AUTOCRACIA AMERICANA
Setembro 21, 2025
J.J. Faria Santos

Seria irónico, se não fosse alarmante a dissonância entre o propósito alardeado e a prática anterior e posterior, que Donald Trump tivesse assinado no primeiro dia do seu segundo mandato um decreto intitulado “Restaurar a liberdade de expressão e terminar com a censura federal”. Nele recordou que a Primeira Emenda da Constituição garantia aos americanos o direito de “falar livremente na praça pública sem a interferência do Governo”, ao mesmo tempo que defendia que nos “nos últimos quatro anos, a anterior administração atropelou o direito à liberdade de expressão ao censurar o discurso dos americanos nas plataformas online”. Argumentando que a censura é “intolerável numa sociedade livre”, propôs-se assegurar que “nenhum funcionário, empregado ou agente federal se envolvia ou facilitava qualquer conduta que cerceasse de forma inconstitucional a liberdade de expressão de qualquer cidadão americano”.
O que se esboçara no primeiro mandato acentuou-se para lá da caricatura, ameaçando as fundações da democracia americana e o etos inerente ao sonho americano de liberdade e prosperidade, com repercussões na ordem mundial e no direito internacional. O que levou o V-Dem, no seu Relatório da Democracia 2025, a aludir ao “episódio de autocratização mais rápido que os EUA viveram na história moderna”. “A expansão do poder executivo, o enfraquecimento do poder fiscal do Congresso, as ofensivas contra as instituições independentes e contra os meios de comunicação social, bem como a eliminação e o desmantelamento das instituições do Estado – estratégias clássicas dos autocratizadores – parecem estar em acção”, prossegue o V-Dem numa caixa justamente intitulada “EUA – Formação de um colapso democrático?”, em que o ponto de interrogação exprime mais incredulidade que surpresa e, porventura, um módico de esperança nos pesos e contrapesos dos poderes do Estado.

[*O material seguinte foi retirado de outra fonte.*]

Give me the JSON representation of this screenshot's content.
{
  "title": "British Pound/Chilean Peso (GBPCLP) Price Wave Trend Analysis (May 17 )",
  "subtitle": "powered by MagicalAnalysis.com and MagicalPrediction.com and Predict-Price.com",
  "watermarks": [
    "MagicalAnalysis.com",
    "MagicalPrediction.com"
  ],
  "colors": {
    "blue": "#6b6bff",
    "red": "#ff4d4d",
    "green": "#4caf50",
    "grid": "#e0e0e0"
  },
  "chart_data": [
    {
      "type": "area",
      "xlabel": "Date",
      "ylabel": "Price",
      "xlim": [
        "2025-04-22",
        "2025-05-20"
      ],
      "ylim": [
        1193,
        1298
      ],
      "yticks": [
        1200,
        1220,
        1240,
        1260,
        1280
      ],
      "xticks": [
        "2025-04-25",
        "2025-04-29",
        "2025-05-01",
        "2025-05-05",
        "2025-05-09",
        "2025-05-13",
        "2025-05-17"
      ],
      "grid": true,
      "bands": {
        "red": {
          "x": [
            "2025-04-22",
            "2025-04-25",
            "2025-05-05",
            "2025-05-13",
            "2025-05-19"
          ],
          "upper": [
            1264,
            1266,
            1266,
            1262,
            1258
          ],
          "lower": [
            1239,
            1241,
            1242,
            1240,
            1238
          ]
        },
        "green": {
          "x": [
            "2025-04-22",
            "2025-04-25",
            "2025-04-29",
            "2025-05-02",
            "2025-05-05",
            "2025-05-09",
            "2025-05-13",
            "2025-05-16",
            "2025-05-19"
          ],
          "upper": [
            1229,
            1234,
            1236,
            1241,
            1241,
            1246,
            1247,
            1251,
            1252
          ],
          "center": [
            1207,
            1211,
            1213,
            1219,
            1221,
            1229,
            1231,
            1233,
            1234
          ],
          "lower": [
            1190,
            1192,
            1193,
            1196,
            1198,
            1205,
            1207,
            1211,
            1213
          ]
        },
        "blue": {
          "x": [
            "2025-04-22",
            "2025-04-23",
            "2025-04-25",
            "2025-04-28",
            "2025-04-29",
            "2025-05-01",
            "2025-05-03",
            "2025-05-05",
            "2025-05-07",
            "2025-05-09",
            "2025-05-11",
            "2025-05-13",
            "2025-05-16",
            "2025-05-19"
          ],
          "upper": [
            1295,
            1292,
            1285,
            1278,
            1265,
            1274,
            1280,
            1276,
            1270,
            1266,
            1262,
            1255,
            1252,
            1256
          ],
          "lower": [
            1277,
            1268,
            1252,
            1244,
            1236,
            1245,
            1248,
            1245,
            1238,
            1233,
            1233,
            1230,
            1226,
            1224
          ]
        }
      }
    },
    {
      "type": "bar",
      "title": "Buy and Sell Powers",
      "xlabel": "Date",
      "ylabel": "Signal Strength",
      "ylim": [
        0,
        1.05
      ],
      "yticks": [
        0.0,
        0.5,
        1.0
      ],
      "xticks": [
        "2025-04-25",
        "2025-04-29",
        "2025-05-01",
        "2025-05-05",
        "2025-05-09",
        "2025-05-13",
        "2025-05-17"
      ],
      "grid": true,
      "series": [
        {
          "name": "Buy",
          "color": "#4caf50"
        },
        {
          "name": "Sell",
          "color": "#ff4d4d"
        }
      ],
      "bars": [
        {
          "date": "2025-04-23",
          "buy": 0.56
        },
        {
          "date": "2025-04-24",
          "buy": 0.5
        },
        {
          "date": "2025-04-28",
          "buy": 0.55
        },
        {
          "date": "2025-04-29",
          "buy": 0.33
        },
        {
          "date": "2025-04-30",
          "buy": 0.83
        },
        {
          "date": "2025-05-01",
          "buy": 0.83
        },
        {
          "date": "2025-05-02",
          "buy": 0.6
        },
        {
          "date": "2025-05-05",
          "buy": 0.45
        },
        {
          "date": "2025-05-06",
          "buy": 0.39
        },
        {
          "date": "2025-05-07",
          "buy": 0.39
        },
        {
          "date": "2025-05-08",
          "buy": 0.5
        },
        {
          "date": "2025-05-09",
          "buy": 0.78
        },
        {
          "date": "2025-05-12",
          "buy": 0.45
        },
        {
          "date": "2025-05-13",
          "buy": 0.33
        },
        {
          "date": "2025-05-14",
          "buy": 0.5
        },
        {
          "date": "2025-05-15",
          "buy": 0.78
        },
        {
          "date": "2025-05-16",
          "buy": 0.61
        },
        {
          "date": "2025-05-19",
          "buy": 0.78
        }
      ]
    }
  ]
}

O cancelamento do programa de Jimmy Kimmel é apenas mais um episódio de ataque à liberdade dos meios de comunicação social, onde pontuam pontas de lança como o presidente da Comissão Federal de Comunicações ou os próprios Donald Trump e J. D. Vance. Aparentemente vale tudo: ataques personalizados a apresentadores, jornalistas e colunistas, ameaças de cancelamento de licenças, o condicionamento mais ou menos subtil de negócios pendentes, apelos a despedimentos e à denúncia pública de comportamentos. Como escreveu David Remnick, editor da New Yorker, a Primeira Emenda vai ser submetida a um teste sem precedentes. E acrescentou: “O Presidente está a tentar carregar na tecla Mute para a sátira, para o jornalismo incisivo, para a crítica. A questão é: Quem é que vai baixar a cabeça (bow down) e quem, em nome da liberdade de expressão e da Constituição, vai dizer o que pensa (speak up)?”